Certainly, it's not the money. The top six finishers in each conference get bonus checks for landing that high but for the seventh- or eighth-seeded teams, there is only a $194,016 lump sum for participating in the first round. Divvy that up however many ways an organization chooses, spread it over five or six games and clearly guys are taking serious pay cuts in the postseason. Heck, 17 NBA players make more than $194,016 per game.
Still, just getting in has its own rewards, as unpleasant and humbling as they might be.
"I know the teams I've been on, if you have a chance to make the playoffs, you want to make it," Oklahoma City coach Scott Brooks said. "You don't care if you're going to play the No. 1 seed. You never know, [an upset] has happened before. But it gives you momentum going into the next season and for us, we had a young team. Making it at that stage [in 2010], it was a big boost."
It's hard to remember now, maybe, but it was only two years ago that the Thunder reached the postseason for the first time. They had finished 23-59 in 2008-09, Sam Presti's master plan germinating, before they shot to 50-32 and the eighth spot the following spring. They lost in six games to the Lakers, an "opportunity" Brooks treasures to this day.
"It was important to get in because as a young team, there's always a first time to get in and you have to get that out of your way," he said. "And it was important playing the Lakers -- not only did we get in, we played one of the best teams, a physical team, a team that gives you a lot of problems with their bigs and Kobe [Bryant] and their organization's history.
"To play in L.A., Game 1, Game 2. Come back home, win those games. Get our butts kicked in Game 5. ... They gave us everything they had -- they beat us in Game 6 basically on a last-second tip by [Pau] Gasol. Game. I thought that set the table for us going into next year. It made us focus on the little things the Lakers did to us.
"I was able to not tell them, I was able to show them from the Lakers series."

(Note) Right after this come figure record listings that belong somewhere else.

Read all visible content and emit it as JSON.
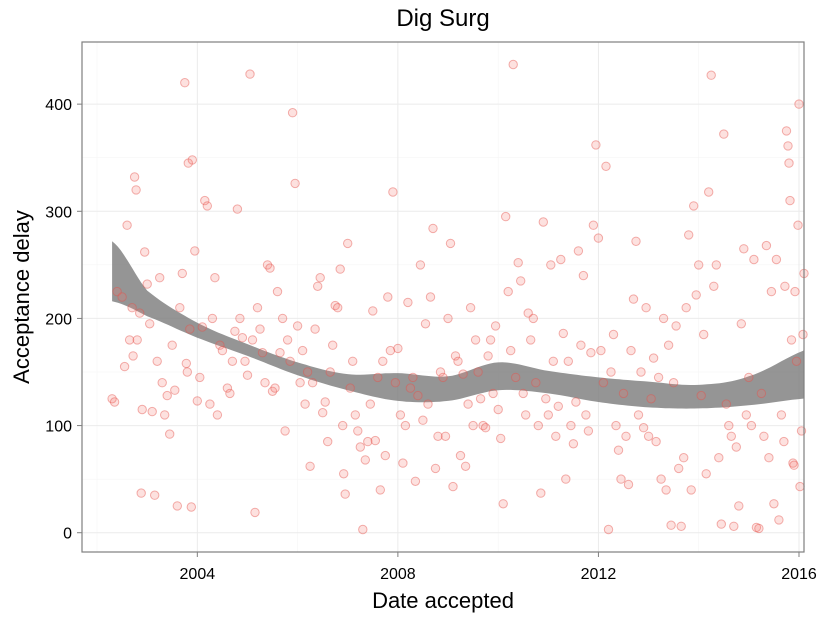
{
  "chart_data": {
    "type": "scatter",
    "title": "Dig Surg",
    "xlabel": "Date accepted",
    "ylabel": "Acceptance delay",
    "xlim": [
      2001.7,
      2016.1
    ],
    "ylim": [
      -18,
      458
    ],
    "x_ticks": [
      2004,
      2008,
      2012,
      2016
    ],
    "y_ticks": [
      0,
      100,
      200,
      300,
      400
    ],
    "grid": true,
    "colors": {
      "points": "#f8766d",
      "band": "#7a7a7a"
    },
    "series": [
      {
        "points": [
          [
            2002.3,
            125
          ],
          [
            2002.35,
            122
          ],
          [
            2002.4,
            225
          ],
          [
            2002.5,
            220
          ],
          [
            2002.55,
            155
          ],
          [
            2002.6,
            287
          ],
          [
            2002.65,
            180
          ],
          [
            2002.7,
            210
          ],
          [
            2002.72,
            165
          ],
          [
            2002.75,
            332
          ],
          [
            2002.78,
            320
          ],
          [
            2002.8,
            180
          ],
          [
            2002.85,
            205
          ],
          [
            2002.88,
            37
          ],
          [
            2002.9,
            115
          ],
          [
            2002.95,
            262
          ],
          [
            2003.0,
            232
          ],
          [
            2003.05,
            195
          ],
          [
            2003.1,
            113
          ],
          [
            2003.15,
            35
          ],
          [
            2003.2,
            160
          ],
          [
            2003.25,
            238
          ],
          [
            2003.3,
            140
          ],
          [
            2003.35,
            110
          ],
          [
            2003.4,
            128
          ],
          [
            2003.45,
            92
          ],
          [
            2003.5,
            175
          ],
          [
            2003.55,
            133
          ],
          [
            2003.6,
            25
          ],
          [
            2003.65,
            210
          ],
          [
            2003.7,
            242
          ],
          [
            2003.75,
            420
          ],
          [
            2003.78,
            158
          ],
          [
            2003.8,
            150
          ],
          [
            2003.82,
            345
          ],
          [
            2003.85,
            190
          ],
          [
            2003.88,
            24
          ],
          [
            2003.9,
            348
          ],
          [
            2003.95,
            263
          ],
          [
            2004.0,
            123
          ],
          [
            2004.05,
            145
          ],
          [
            2004.1,
            192
          ],
          [
            2004.15,
            310
          ],
          [
            2004.2,
            305
          ],
          [
            2004.25,
            120
          ],
          [
            2004.3,
            200
          ],
          [
            2004.35,
            238
          ],
          [
            2004.4,
            110
          ],
          [
            2004.45,
            175
          ],
          [
            2004.5,
            170
          ],
          [
            2004.6,
            135
          ],
          [
            2004.65,
            130
          ],
          [
            2004.7,
            160
          ],
          [
            2004.75,
            188
          ],
          [
            2004.8,
            302
          ],
          [
            2004.85,
            200
          ],
          [
            2004.9,
            182
          ],
          [
            2004.95,
            160
          ],
          [
            2005.0,
            147
          ],
          [
            2005.05,
            428
          ],
          [
            2005.1,
            180
          ],
          [
            2005.15,
            19
          ],
          [
            2005.2,
            210
          ],
          [
            2005.25,
            190
          ],
          [
            2005.3,
            168
          ],
          [
            2005.35,
            140
          ],
          [
            2005.4,
            250
          ],
          [
            2005.45,
            247
          ],
          [
            2005.5,
            132
          ],
          [
            2005.55,
            135
          ],
          [
            2005.6,
            225
          ],
          [
            2005.65,
            168
          ],
          [
            2005.7,
            200
          ],
          [
            2005.75,
            95
          ],
          [
            2005.8,
            180
          ],
          [
            2005.85,
            160
          ],
          [
            2005.9,
            392
          ],
          [
            2005.95,
            326
          ],
          [
            2006.0,
            193
          ],
          [
            2006.05,
            140
          ],
          [
            2006.1,
            170
          ],
          [
            2006.15,
            120
          ],
          [
            2006.2,
            150
          ],
          [
            2006.25,
            62
          ],
          [
            2006.3,
            140
          ],
          [
            2006.35,
            190
          ],
          [
            2006.4,
            230
          ],
          [
            2006.45,
            238
          ],
          [
            2006.5,
            112
          ],
          [
            2006.55,
            122
          ],
          [
            2006.6,
            85
          ],
          [
            2006.65,
            150
          ],
          [
            2006.7,
            175
          ],
          [
            2006.75,
            212
          ],
          [
            2006.8,
            210
          ],
          [
            2006.85,
            246
          ],
          [
            2006.9,
            100
          ],
          [
            2006.92,
            55
          ],
          [
            2006.95,
            36
          ],
          [
            2007.0,
            270
          ],
          [
            2007.05,
            135
          ],
          [
            2007.1,
            160
          ],
          [
            2007.15,
            110
          ],
          [
            2007.2,
            95
          ],
          [
            2007.25,
            80
          ],
          [
            2007.3,
            3
          ],
          [
            2007.35,
            68
          ],
          [
            2007.4,
            85
          ],
          [
            2007.45,
            120
          ],
          [
            2007.5,
            207
          ],
          [
            2007.55,
            86
          ],
          [
            2007.6,
            145
          ],
          [
            2007.65,
            40
          ],
          [
            2007.7,
            160
          ],
          [
            2007.75,
            72
          ],
          [
            2007.8,
            220
          ],
          [
            2007.85,
            170
          ],
          [
            2007.9,
            318
          ],
          [
            2007.95,
            140
          ],
          [
            2008.0,
            172
          ],
          [
            2008.05,
            110
          ],
          [
            2008.1,
            65
          ],
          [
            2008.15,
            100
          ],
          [
            2008.2,
            215
          ],
          [
            2008.25,
            135
          ],
          [
            2008.3,
            145
          ],
          [
            2008.35,
            48
          ],
          [
            2008.4,
            128
          ],
          [
            2008.45,
            250
          ],
          [
            2008.5,
            105
          ],
          [
            2008.55,
            195
          ],
          [
            2008.6,
            120
          ],
          [
            2008.65,
            220
          ],
          [
            2008.7,
            284
          ],
          [
            2008.75,
            60
          ],
          [
            2008.8,
            90
          ],
          [
            2008.85,
            150
          ],
          [
            2008.9,
            145
          ],
          [
            2008.95,
            90
          ],
          [
            2009.0,
            200
          ],
          [
            2009.05,
            270
          ],
          [
            2009.1,
            43
          ],
          [
            2009.15,
            165
          ],
          [
            2009.2,
            160
          ],
          [
            2009.25,
            72
          ],
          [
            2009.3,
            148
          ],
          [
            2009.35,
            62
          ],
          [
            2009.4,
            120
          ],
          [
            2009.45,
            210
          ],
          [
            2009.5,
            100
          ],
          [
            2009.55,
            180
          ],
          [
            2009.6,
            150
          ],
          [
            2009.65,
            125
          ],
          [
            2009.7,
            100
          ],
          [
            2009.75,
            98
          ],
          [
            2009.8,
            165
          ],
          [
            2009.85,
            180
          ],
          [
            2009.9,
            130
          ],
          [
            2009.95,
            193
          ],
          [
            2010.0,
            115
          ],
          [
            2010.05,
            88
          ],
          [
            2010.1,
            27
          ],
          [
            2010.15,
            295
          ],
          [
            2010.2,
            225
          ],
          [
            2010.25,
            170
          ],
          [
            2010.3,
            437
          ],
          [
            2010.35,
            145
          ],
          [
            2010.4,
            252
          ],
          [
            2010.45,
            235
          ],
          [
            2010.5,
            130
          ],
          [
            2010.55,
            110
          ],
          [
            2010.6,
            205
          ],
          [
            2010.65,
            180
          ],
          [
            2010.7,
            200
          ],
          [
            2010.75,
            140
          ],
          [
            2010.8,
            100
          ],
          [
            2010.85,
            37
          ],
          [
            2010.9,
            290
          ],
          [
            2010.95,
            125
          ],
          [
            2011.0,
            110
          ],
          [
            2011.05,
            250
          ],
          [
            2011.1,
            160
          ],
          [
            2011.15,
            90
          ],
          [
            2011.2,
            118
          ],
          [
            2011.25,
            255
          ],
          [
            2011.3,
            186
          ],
          [
            2011.35,
            50
          ],
          [
            2011.4,
            160
          ],
          [
            2011.45,
            100
          ],
          [
            2011.5,
            83
          ],
          [
            2011.55,
            122
          ],
          [
            2011.6,
            263
          ],
          [
            2011.65,
            175
          ],
          [
            2011.7,
            240
          ],
          [
            2011.75,
            110
          ],
          [
            2011.8,
            95
          ],
          [
            2011.85,
            168
          ],
          [
            2011.9,
            287
          ],
          [
            2011.95,
            362
          ],
          [
            2012.0,
            275
          ],
          [
            2012.05,
            170
          ],
          [
            2012.1,
            140
          ],
          [
            2012.15,
            342
          ],
          [
            2012.2,
            3
          ],
          [
            2012.25,
            150
          ],
          [
            2012.3,
            185
          ],
          [
            2012.35,
            100
          ],
          [
            2012.4,
            77
          ],
          [
            2012.45,
            50
          ],
          [
            2012.5,
            130
          ],
          [
            2012.55,
            90
          ],
          [
            2012.6,
            45
          ],
          [
            2012.65,
            170
          ],
          [
            2012.7,
            218
          ],
          [
            2012.75,
            272
          ],
          [
            2012.8,
            110
          ],
          [
            2012.85,
            150
          ],
          [
            2012.9,
            98
          ],
          [
            2012.95,
            210
          ],
          [
            2013.0,
            90
          ],
          [
            2013.05,
            125
          ],
          [
            2013.1,
            163
          ],
          [
            2013.15,
            85
          ],
          [
            2013.2,
            145
          ],
          [
            2013.25,
            50
          ],
          [
            2013.3,
            200
          ],
          [
            2013.35,
            40
          ],
          [
            2013.4,
            175
          ],
          [
            2013.45,
            7
          ],
          [
            2013.5,
            140
          ],
          [
            2013.55,
            193
          ],
          [
            2013.6,
            60
          ],
          [
            2013.65,
            6
          ],
          [
            2013.7,
            70
          ],
          [
            2013.75,
            210
          ],
          [
            2013.8,
            278
          ],
          [
            2013.85,
            40
          ],
          [
            2013.9,
            305
          ],
          [
            2013.95,
            222
          ],
          [
            2014.0,
            250
          ],
          [
            2014.05,
            128
          ],
          [
            2014.1,
            185
          ],
          [
            2014.15,
            55
          ],
          [
            2014.2,
            318
          ],
          [
            2014.25,
            427
          ],
          [
            2014.3,
            230
          ],
          [
            2014.35,
            250
          ],
          [
            2014.4,
            70
          ],
          [
            2014.45,
            8
          ],
          [
            2014.5,
            372
          ],
          [
            2014.55,
            120
          ],
          [
            2014.6,
            100
          ],
          [
            2014.65,
            90
          ],
          [
            2014.7,
            6
          ],
          [
            2014.75,
            80
          ],
          [
            2014.8,
            25
          ],
          [
            2014.85,
            195
          ],
          [
            2014.9,
            265
          ],
          [
            2014.95,
            110
          ],
          [
            2015.0,
            145
          ],
          [
            2015.05,
            100
          ],
          [
            2015.1,
            255
          ],
          [
            2015.15,
            5
          ],
          [
            2015.2,
            4
          ],
          [
            2015.25,
            130
          ],
          [
            2015.3,
            90
          ],
          [
            2015.35,
            268
          ],
          [
            2015.4,
            70
          ],
          [
            2015.45,
            225
          ],
          [
            2015.5,
            27
          ],
          [
            2015.55,
            255
          ],
          [
            2015.6,
            12
          ],
          [
            2015.65,
            110
          ],
          [
            2015.7,
            85
          ],
          [
            2015.72,
            230
          ],
          [
            2015.75,
            375
          ],
          [
            2015.78,
            361
          ],
          [
            2015.8,
            345
          ],
          [
            2015.82,
            310
          ],
          [
            2015.85,
            180
          ],
          [
            2015.88,
            65
          ],
          [
            2015.9,
            63
          ],
          [
            2015.92,
            225
          ],
          [
            2015.95,
            160
          ],
          [
            2015.98,
            287
          ],
          [
            2016.0,
            400
          ],
          [
            2016.02,
            43
          ],
          [
            2016.05,
            95
          ],
          [
            2016.08,
            185
          ],
          [
            2016.1,
            242
          ]
        ]
      }
    ],
    "smooth_band": {
      "x": [
        2002.3,
        2003.0,
        2004.0,
        2005.0,
        2006.0,
        2007.0,
        2008.0,
        2009.0,
        2010.0,
        2011.0,
        2012.0,
        2013.0,
        2014.0,
        2015.0,
        2016.3
      ],
      "lower": [
        216,
        202,
        182,
        165,
        147,
        133,
        123,
        123,
        133,
        130,
        122,
        117,
        116,
        119,
        126
      ],
      "upper": [
        272,
        226,
        196,
        176,
        159,
        148,
        149,
        146,
        159,
        151,
        145,
        141,
        138,
        146,
        173
      ]
    }
  }
}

That's why, looking back, Brooks no longer holds against Durant that he promised a playoff berth on the heels of that 23-victory season. "I wanted to put a muzzle on him but he said it," Brooks said. "I give him all the credit."
The Bucks are a little different. They're a team formed and re-formed on the fly, with Monta Ellis and Epke Udoh on board for less than a month. This season began with the playoffs in mind, sure, but with Bogut and Stephen Jackson as alleged key pieces. It's a different team now that needs a training camp, period, never mind the seasoning and bonding of a playoff smack-around.
"I suppose it's going to take some time to get Monta in the system and learn how to play with those guys," Durant said. "I'm glad we're playing them at this time, because next year, they're going ot be a lot to deal with."
Ellis and Jennings shot a combined 9-of-24 against the Thunder for 22 points, about what each needs to be scoring by himself. Drew Gooden continues to overachieve this season but he shouldn't be the starting center for a legitmate playoff team. It's not clear how much overall "us" there is in Milwaukee's locker room, not compared to the nurtured-and-watered Thunder roster.
Skiles knows that it's unpredictable. "We made the playoffs two years ago and had a really nice year, but came back the following year with not the proper attitude," he said. "We didn't have the proper preparation. Brandon's even talked about that himself, for his own approach.
"You want both [the chance now and the experience for later]. Whether they get into a game or not, you'd like a Tobias [Harris] and a Jon Leuer to see playoff games. You'd like Brandon to go through another series -- we don't have a ton of playoff games in [that locker room]. The two teams we look right now we could be possibly facing, those would be very intense series. So it would be good for our guys to go through that."
Just like, uh, it was good for them to go through Monday.